Over the last decade, many employers expanded parental leave programs beyond compliance requirements and made them part of a broader recruiting and retention strategy.
Now, a growing number of those same employees who received unprecedented support during the transition into parenthood are entering a different stage of caregiving.
Roughly one in four U.S. adults is part of the “sandwich generation,” where prime working years coincide with the dual responsibilities of childcare and eldercare.1 For employees, that can mean years of ongoing pressure as they balance caregiving and professional responsibilities.
Family leave laws already allow employees to take time away to care for relatives under many circumstances. But as eldercare needs increase alongside an aging population, leave entitlements alone may not provide the support caregiving employees need to stay in the workforce. Employers may need to broaden offerings to include eldercare employee benefits and employer‑sponsored eldercare programs that go beyond leave.
Eldercare follows a different pattern than parental leave
While parental leave is triggered by a single event and follows a predictable timeline, eldercare is often intermittent and spread across years. That can make it harder for employers to predict, though in some cases easier to plan around.

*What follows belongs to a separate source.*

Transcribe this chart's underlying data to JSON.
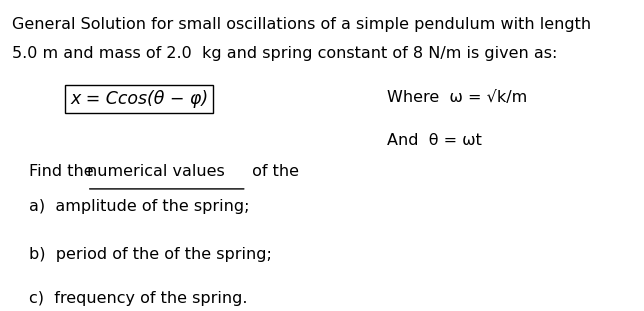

Rather than extended periods of paid leave, employer support for eldercare may take the form of temporary flexibility, intermittent time off, or support systems that help employees stay at work even as caregiving responsibilities fluctuate.
The employee experience is different, too. The average age of first-time parents in the U.S. is roughly 27, while eldercare responsibilities often come into play later, as employees move into their peak career years.2 This means caregiving pressures often affect employees who hold management responsibilities, technical expertise, client relationships, or institutional knowledge employers cannot easily replace.
Leave laws don’t solve the entire problem
Family leave protections already cover a range of caregiving scenarios, but protected leave alone may not address the ongoing flexibility employees need as caregiving responsibilities intensify and ease over time.
Existing legal protections may also fall short when caregiving turns into bereavement; currently, Colorado is the only state with a standalone bereavement leave requirement.